Unpacking the BS About ESG
We have a right to invest in the next generation’s future
Distributed by Trice Edney Newswire.
If a public opinion poll last month is right, more than half of you won’t know what I mean by the initials ESG, and fewer than one in 10 will understand what the acronym means for financial markets. But listening to some self-interested politicians, many of whom have ties to our dirtiest industries, you’d think ESG was a significant threat to the American way of life.
For the record, ESG refers to responsible investing that considers companies’ environmental, social, and governance practices. That’s actually something most Americans support. More than half of us think financial managers should be allowed to consider environmental factors, climate threats, and the risk involved in fossil fuels’ future and that states should invest public retirement funds in clean energy. More than eight in 10 of us who invest for ourselves want sustainable options for our savings, Morgan Stanley has reported.
In economics class, we called that demand.
In his 2022 annual letter to CEOs, Larry Fink, chairman of the world’s largest investment adviser BlackRock, called it “stakeholder” capitalism. “It is capitalism, driven by mutually beneficial relationships between you and the employees, customers, suppliers, and communities your company relies on to prosper. This is the power of capitalism,” he wrote, adding, “We focus on sustainability not because we’re environmentalists, but because we are capitalists and fiduciaries to our clients. That requires understanding how companies are adjusting their businesses for the massive changes the economy is undergoing.”
Perversely, Fink has been pilloried by right-wing politicians as a green ideologue when his firm claims to be the largest single investor in fossil fuel companies on the planet. These same politicians are trying to prohibit this kind of responsible investing through state and federal laws.
They argue they are fighting for free market capitalism when really they are limiting investors’ freedom to choose and the information that they need to make decisions. It’s not free markets—it’s political pressure.

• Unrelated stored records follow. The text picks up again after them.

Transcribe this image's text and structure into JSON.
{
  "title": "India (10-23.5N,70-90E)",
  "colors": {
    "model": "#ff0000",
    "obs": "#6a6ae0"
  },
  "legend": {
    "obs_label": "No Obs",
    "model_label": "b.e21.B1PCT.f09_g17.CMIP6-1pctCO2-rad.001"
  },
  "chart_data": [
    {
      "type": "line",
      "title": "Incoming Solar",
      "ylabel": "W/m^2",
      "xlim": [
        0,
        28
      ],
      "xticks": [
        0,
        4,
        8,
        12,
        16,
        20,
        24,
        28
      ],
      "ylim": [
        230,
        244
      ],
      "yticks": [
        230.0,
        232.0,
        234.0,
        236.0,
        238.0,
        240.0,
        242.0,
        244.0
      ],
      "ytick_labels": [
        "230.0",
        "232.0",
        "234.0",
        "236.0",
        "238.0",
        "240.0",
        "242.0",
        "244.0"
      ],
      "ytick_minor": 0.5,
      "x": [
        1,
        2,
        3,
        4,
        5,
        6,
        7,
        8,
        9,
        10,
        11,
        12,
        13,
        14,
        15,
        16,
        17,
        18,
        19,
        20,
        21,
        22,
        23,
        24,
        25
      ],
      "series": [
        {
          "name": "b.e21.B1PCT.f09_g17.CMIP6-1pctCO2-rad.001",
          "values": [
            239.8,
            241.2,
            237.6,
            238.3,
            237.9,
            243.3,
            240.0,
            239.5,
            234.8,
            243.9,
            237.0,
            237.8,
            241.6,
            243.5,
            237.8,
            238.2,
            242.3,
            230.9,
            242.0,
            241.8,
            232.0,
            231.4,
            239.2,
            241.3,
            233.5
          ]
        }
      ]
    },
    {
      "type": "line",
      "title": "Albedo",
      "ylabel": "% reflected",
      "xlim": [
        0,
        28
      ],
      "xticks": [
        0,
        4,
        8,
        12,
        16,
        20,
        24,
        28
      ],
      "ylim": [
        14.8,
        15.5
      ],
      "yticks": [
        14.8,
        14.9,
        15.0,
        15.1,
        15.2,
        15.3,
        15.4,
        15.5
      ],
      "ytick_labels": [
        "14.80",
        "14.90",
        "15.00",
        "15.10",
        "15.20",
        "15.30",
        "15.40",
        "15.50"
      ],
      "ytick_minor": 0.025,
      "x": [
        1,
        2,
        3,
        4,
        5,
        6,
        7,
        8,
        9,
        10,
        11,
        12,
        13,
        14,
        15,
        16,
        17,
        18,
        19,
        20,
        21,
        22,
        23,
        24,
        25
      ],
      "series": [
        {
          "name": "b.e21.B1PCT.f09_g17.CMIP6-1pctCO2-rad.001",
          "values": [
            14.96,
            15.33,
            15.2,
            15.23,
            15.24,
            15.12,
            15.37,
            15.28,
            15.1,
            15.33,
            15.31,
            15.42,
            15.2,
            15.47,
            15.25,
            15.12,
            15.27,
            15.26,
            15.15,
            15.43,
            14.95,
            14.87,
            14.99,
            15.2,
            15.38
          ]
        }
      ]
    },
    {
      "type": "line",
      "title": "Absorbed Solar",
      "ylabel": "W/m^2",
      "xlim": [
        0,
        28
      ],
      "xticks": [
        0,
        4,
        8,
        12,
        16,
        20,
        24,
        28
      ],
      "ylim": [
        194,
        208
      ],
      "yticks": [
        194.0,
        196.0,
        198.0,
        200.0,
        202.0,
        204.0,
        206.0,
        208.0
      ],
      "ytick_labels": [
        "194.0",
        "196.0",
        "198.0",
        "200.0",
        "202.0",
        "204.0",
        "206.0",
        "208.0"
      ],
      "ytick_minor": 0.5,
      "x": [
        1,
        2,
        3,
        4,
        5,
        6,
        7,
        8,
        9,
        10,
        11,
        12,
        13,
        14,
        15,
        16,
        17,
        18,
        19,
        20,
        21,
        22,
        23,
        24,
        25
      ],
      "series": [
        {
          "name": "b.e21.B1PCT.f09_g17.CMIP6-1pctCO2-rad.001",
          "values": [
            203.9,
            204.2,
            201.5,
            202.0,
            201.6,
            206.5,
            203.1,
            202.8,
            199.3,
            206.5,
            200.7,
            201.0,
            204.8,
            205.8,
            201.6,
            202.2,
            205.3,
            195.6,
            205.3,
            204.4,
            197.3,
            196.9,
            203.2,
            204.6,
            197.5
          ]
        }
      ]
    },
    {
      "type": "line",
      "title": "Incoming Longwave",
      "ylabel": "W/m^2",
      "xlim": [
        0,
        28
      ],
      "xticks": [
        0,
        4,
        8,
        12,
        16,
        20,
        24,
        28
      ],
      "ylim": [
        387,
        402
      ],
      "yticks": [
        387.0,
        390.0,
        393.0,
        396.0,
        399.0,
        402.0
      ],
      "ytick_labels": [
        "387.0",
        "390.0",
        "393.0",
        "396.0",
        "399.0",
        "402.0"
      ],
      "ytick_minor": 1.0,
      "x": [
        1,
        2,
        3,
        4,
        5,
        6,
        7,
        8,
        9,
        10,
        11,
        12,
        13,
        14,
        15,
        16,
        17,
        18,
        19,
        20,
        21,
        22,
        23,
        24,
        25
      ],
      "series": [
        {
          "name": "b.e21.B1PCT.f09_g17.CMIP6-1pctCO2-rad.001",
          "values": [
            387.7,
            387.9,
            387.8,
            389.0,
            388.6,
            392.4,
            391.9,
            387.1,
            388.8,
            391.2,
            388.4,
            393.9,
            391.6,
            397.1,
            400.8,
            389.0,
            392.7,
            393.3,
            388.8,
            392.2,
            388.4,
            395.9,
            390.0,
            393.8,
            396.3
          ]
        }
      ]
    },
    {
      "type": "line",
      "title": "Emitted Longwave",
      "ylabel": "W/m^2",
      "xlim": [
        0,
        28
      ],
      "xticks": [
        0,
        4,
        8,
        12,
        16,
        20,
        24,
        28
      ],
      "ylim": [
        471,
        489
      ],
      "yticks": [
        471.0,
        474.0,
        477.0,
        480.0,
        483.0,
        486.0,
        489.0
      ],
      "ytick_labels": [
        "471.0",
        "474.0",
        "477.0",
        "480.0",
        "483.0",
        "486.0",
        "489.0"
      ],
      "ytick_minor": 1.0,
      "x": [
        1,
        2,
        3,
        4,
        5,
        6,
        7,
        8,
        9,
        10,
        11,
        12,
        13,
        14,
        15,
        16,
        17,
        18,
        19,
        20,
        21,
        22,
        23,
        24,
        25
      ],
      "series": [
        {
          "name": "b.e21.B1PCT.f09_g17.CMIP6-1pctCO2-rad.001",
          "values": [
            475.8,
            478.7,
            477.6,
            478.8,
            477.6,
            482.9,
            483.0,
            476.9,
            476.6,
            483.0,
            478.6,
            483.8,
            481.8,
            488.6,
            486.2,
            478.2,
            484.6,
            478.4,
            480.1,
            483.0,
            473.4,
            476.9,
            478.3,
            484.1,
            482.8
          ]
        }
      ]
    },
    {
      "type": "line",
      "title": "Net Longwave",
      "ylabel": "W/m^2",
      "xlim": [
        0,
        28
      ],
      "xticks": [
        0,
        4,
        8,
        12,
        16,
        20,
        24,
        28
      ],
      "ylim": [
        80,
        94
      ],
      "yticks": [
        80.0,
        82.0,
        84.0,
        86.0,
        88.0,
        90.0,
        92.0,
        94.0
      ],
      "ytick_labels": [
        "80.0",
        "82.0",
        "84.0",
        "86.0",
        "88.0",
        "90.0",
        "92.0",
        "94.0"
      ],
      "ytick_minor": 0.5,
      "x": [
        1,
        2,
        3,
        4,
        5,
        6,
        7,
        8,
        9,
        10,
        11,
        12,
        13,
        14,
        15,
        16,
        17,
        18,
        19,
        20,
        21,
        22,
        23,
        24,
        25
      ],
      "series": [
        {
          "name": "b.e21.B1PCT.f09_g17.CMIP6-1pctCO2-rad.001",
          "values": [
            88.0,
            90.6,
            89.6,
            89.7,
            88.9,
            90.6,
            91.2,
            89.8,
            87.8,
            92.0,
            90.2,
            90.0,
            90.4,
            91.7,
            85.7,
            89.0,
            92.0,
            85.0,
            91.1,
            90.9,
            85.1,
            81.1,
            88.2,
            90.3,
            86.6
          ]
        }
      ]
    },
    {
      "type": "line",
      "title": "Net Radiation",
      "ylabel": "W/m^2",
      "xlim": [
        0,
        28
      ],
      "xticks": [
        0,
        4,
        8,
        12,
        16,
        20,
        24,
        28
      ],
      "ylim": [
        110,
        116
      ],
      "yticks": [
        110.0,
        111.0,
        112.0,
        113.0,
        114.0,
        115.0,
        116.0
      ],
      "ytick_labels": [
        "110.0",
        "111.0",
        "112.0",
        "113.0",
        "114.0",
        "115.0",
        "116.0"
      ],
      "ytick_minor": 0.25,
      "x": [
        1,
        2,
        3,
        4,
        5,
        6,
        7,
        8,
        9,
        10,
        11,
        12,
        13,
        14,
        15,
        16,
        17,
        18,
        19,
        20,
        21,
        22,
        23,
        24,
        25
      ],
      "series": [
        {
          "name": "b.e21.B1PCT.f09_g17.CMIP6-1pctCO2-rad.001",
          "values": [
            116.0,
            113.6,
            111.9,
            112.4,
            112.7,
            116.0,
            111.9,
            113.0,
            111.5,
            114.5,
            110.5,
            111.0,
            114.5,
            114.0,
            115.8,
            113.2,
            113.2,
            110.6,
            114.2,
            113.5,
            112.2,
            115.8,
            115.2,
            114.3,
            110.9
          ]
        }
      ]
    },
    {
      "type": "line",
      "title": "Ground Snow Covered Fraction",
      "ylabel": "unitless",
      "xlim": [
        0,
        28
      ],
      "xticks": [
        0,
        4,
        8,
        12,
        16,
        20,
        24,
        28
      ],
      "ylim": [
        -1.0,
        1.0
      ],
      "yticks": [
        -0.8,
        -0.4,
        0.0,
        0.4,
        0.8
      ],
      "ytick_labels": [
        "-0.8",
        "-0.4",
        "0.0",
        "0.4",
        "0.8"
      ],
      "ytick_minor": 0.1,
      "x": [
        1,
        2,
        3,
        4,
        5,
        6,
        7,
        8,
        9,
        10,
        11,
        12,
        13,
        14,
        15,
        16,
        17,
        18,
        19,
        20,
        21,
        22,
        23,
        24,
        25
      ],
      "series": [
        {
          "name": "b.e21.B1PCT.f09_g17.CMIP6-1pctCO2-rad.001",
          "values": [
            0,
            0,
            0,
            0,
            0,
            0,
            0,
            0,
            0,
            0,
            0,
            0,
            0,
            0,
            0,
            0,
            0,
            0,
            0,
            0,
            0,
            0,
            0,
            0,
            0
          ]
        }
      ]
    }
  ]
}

The costs of these mistaken and misrepresented policies are real. Economists from the Federal Reserve Bank of Chicago and the University of Pennsylvania determined that within eight months of Texas passing a law that prevented local governments from using five of the largest bond underwriters, taxpayers would pay $300-$500 million more on the $31.8 billion those governments wanted to borrow. That amounts to about a 1 percent tax on that debt. Not to mention the banks cut out of the Texas market, which have Texas employees whose companies can no longer compete in their state.
Fortunately, some public officials are insisting that they be allowed to shape portfolios in ways that are fiscally sound precisely because they consider environmental impacts. I was in New York City last week for an announcement by city comptroller Brad Lander and the trustees of the New York City Employees’ Retirement System and the Teachers Retirement System of their plan to reach net-zero pollution from emissions in their investment portfolios by 2040.
“If the cynical war of political distraction waged by red-state politicians at the behest of their fossil fuel donors deters us,” Lander predicted, “we will sacrifice our opportunity to maximize long-term investment returns along with millions of lives and trillions of dollars of global investment.”
Opponents of this responsible approach to investing derisively label it “woke” because they know that term creates confusion and, for some people, fear. The attack on ESG investing is a perfect wedge to divide us. If anything, the opponents of sustainable investing need to wake up to the idea that Americans want to pass on a safer, healthier planet powered by abundant energy to our children and our grandchildren. We want to put our money where our aspirations are.